UX Redesign for New Entrepreneurs
Sberbank
A competition concept for Russia's largest fintech platform — onboarding flow, dashboard restructure, and an education module built from scratch in 14 hours.
TL;DR
A student competition concept for SberBusiness — Russia's largest fintech ecosystem. The brief was to reduce cognitive overload for new entrepreneurs. I joined mid-project, rebuilt most of what was there, and ended up designing the onboarding flow from scratch, restructuring the dashboard, and adding an educational module that didn't exist before.
The problem
SberBusiness is powerful — but for someone who registered their business yesterday, it's overwhelming. Dozens of tabs, financial terms, tools with no context. The question we started from: what does the interface need to be for someone who has never touched business banking before?
The original interface offered no onboarding. Users were dropped into a full dashboard on first login, with no guidance on where to start or what any of it meant.

My role — and what it became
I was brought in for UI. What I actually did was closer to UX: the team had rough wireframes in Miro, but most of them needed to be rethought, not just styled. I redesigned the onboarding flow from scratch, restructured the dashboard, simplified navigation, and built the education module as a new feature.
All visuals were created in Figma, aligned with Sber's test environment. Desktop-only prototype.
"Just visuals" turned out to mean: define the structure, fix the flows, make it all work.
Process
Step I — Onboarding
The original SberBusiness had none. I designed a modular flow: the user chooses between guided or manual setup, describes their business in plain language, and receives a personalised set of tools and learning suggestions.

Two paths: standard setup or AI-assisted. The AI path collects context about the business and surfaces only the relevant features — not everything the platform offers, just what makes sense for that user right now.
This was the only section fully localized (Czech) and built entirely from scratch. It became the foundation for every other design decision.
Step II — Dashboard rework
Three changes to the homepage:
Navigation: simplified by removing duplicate and unclear menu items. New users don't need access to everything — they need access to the right things.
Widgets: replaced the generic accounts block with a financial overview and a contextual AI assistant. The goal was immediate value on first login — not a wall of numbers.

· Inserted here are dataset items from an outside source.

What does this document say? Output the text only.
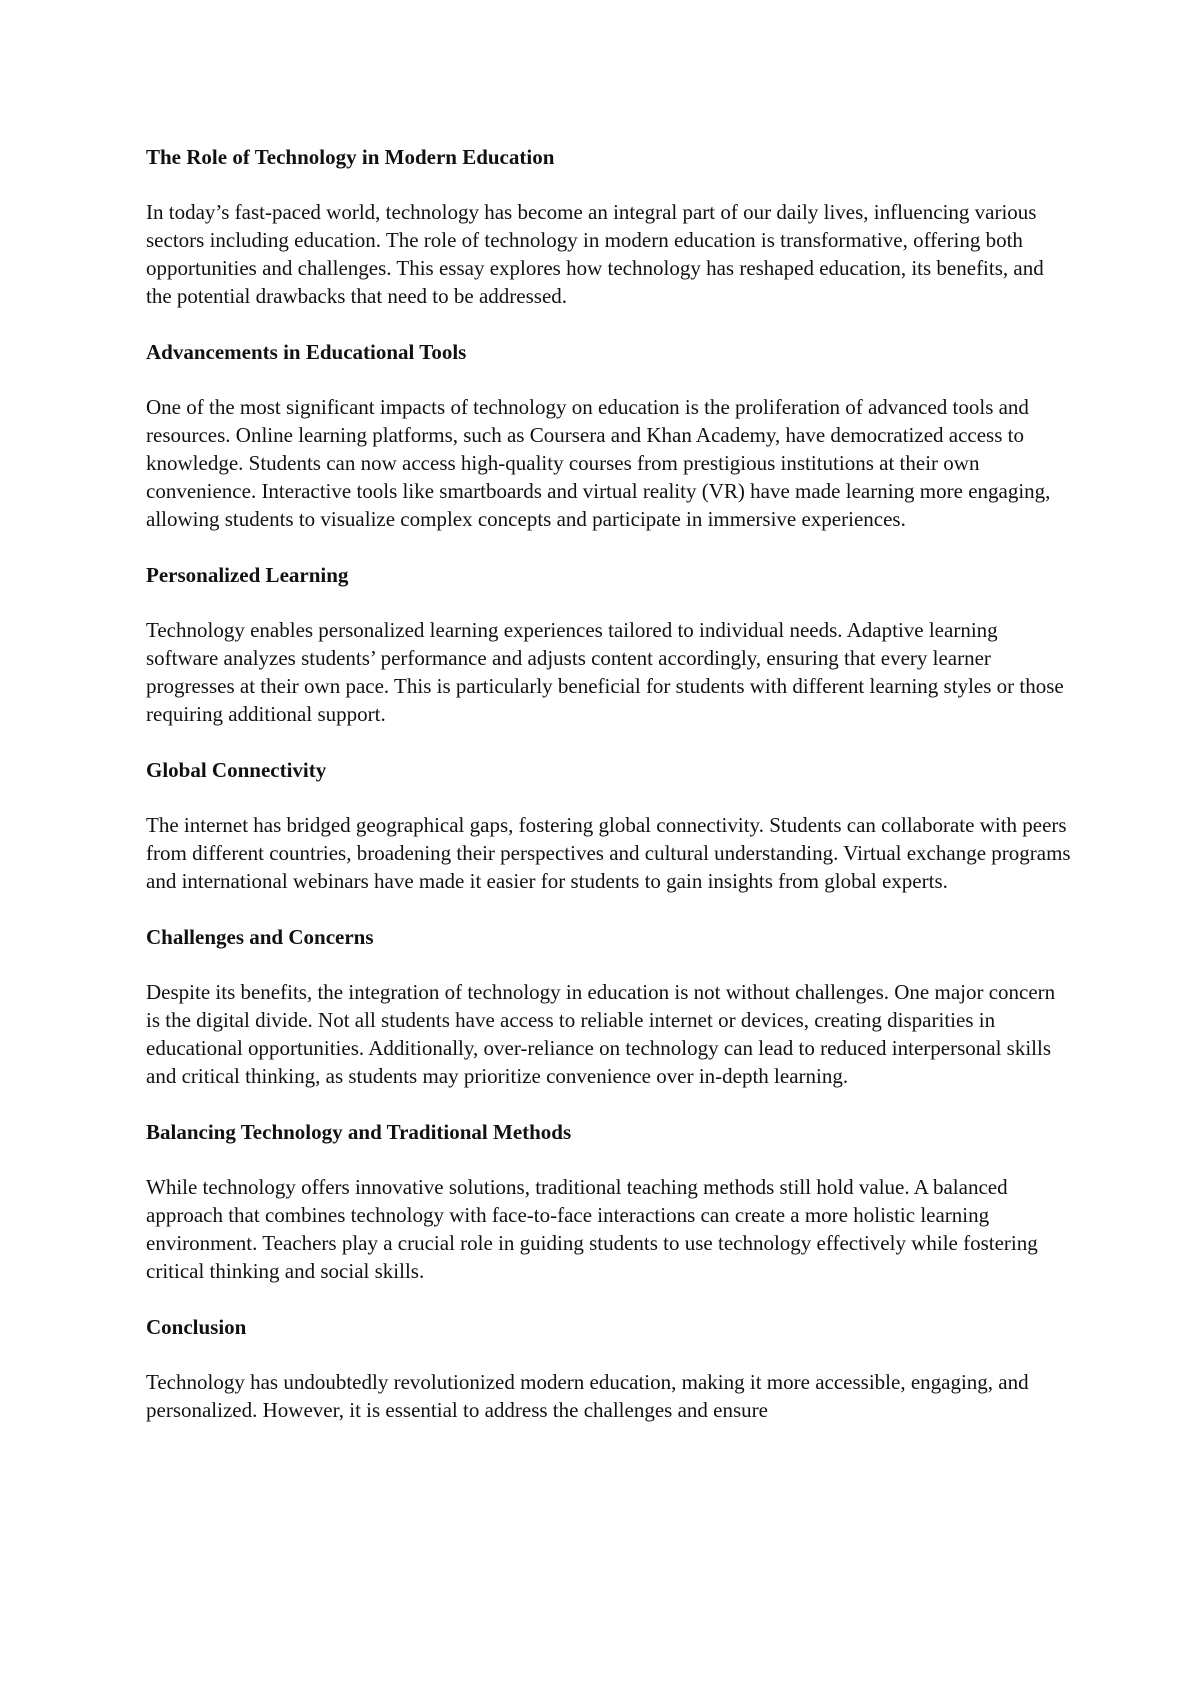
The Role of Technology in Modern Education
In today’s fast-paced world, technology has become an integral part of our daily lives, influencing various sectors including education. The role of technology in modern education is transformative, offering both opportunities and challenges. This essay explores how technology has reshaped education, its benefits, and the potential drawbacks that need to be addressed.
Advancements in Educational Tools
One of the most significant impacts of technology on education is the proliferation of advanced tools and resources. Online learning platforms, such as Coursera and Khan Academy, have democratized access to knowledge. Students can now access high-quality courses from prestigious institutions at their own convenience. Interactive tools like smartboards and virtual reality (VR) have made learning more engaging, allowing students to visualize complex concepts and participate in immersive experiences.
Personalized Learning
Technology enables personalized learning experiences tailored to individual needs. Adaptive learning software analyzes students’ performance and adjusts content accordingly, ensuring that every learner progresses at their own pace. This is particularly beneficial for students with different learning styles or those requiring additional support.
Global Connectivity
The internet has bridged geographical gaps, fostering global connectivity. Students can collaborate with peers from different countries, broadening their perspectives and cultural understanding. Virtual exchange programs and international webinars have made it easier for students to gain insights from global experts.
Challenges and Concerns
Despite its benefits, the integration of technology in education is not without challenges. One major concern is the digital divide. Not all students have access to reliable internet or devices, creating disparities in educational opportunities. Additionally, over-reliance on technology can lead to reduced interpersonal skills and critical thinking, as students may prioritize convenience over in-depth learning.
Balancing Technology and Traditional Methods
While technology offers innovative solutions, traditional teaching methods still hold value. A balanced approach that combines technology with face-to-face interactions can create a more holistic learning environment. Teachers play a crucial role in guiding students to use technology effectively while fostering critical thinking and social skills.
Conclusion
Technology has undoubtedly revolutionized modern education, making it more accessible, engaging, and personalized. However, it is essential to address the challenges and ensure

Progress tracker: a lightweight level indicator showing the user's current learning status and where they left off. Simple gamification — not points, just continuity.

Step III — Education module (new)
Didn't exist before. Built as a standalone feature integrated into the main navigation.

Three components: a progress timeline showing completed and active modules, recommended courses based on business type or current section, and an AI assistant that answers real-time questions ("How do I register as a sole trader?").
Each lesson includes a short video, a text summary, key takeaways, downloadable materials, and a quick test. Designed to replace the need for an external accountant or consultant for basic questions.
An educational widget was also embedded into each main category section — so users get a relevant course suggestion in context, not just in the learning tab.


What I learned
This project started without a brief — just "we need some UI" and a deadline. No research, no product owner, no clear scope. The wireframes were chaotic and the team spoke a different design dialect: their "dashboard" was a table with icons.
The real task wasn't to finish the design. It was to find it first — then make it hold together in 14 hours.
If I did this again: ask harder questions earlier, define ownership before things get fuzzy, and protect the interface from trying to solve everything at once.
If no one owns the problem — congratulations, it's yours now.